Ya voy llegando, al paraíso de la alegría
Regreso a tu lao, pues claro que si, vida mía
Y allí llegué, donde los atardeceres embriagan el alma viendo al sol acostarse en el océano que acuna las barcas de la caleta, allí donde los cartuchos de camarones vienen marcados por el sabor fresco y crujiente, y mientras paseo descalza por la playa una sensación desconocida invade mi cuerpo y mente, tic-tac, tic-tac, ya lo avisaba Tino Tovar en su comparsa, el inexorable paso del tiempo marca la diferencia y antes de emborracharme con el vino de la melancolía un grito desgarrador brota de mi interior en mitad de aquel macro espectáculo del pasado, la parálisis invade la escena y los recuerdos se descuartizan en fragmentos que la marea se lleva.
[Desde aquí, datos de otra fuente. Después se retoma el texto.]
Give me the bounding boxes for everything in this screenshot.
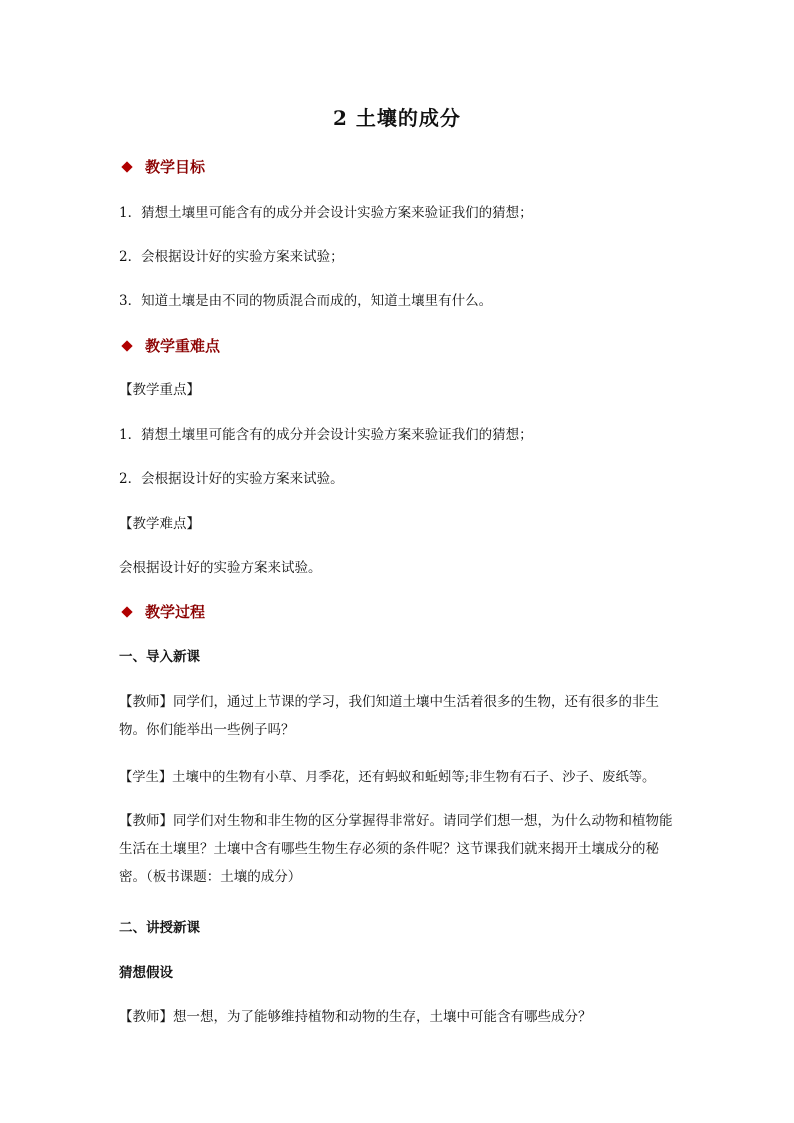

Abro los ojos a mi presente y entiendo que es aquí donde radica mi esencia. Tomo consciencia de que mi momento ahora, es este Atlántico frío del Norte y no ese cálido del Sur, el cual no deja de ser un ayer condimentado con trazos de un sueño cumplido y disfrutado. Me doy cuenta que los recuerdos en grandes dosis pueden ser altamente peligrosos, por lo que es recomendable leer el manual de instrucciones antes de tomar una dosis y que es tremendamente hermoso recordar épocas pasadas y disfrutar de lo vivido, sentido y compartido, para así nutrir el presente. Miro atrás y sonrío porque sé de dónde vengo, se dónde me encuentro y sé a dónde voy, aunque a veces me distraiga.
Y quizás la vida se trate de eso, de sonreír y seguir experimentando nuevos presentes.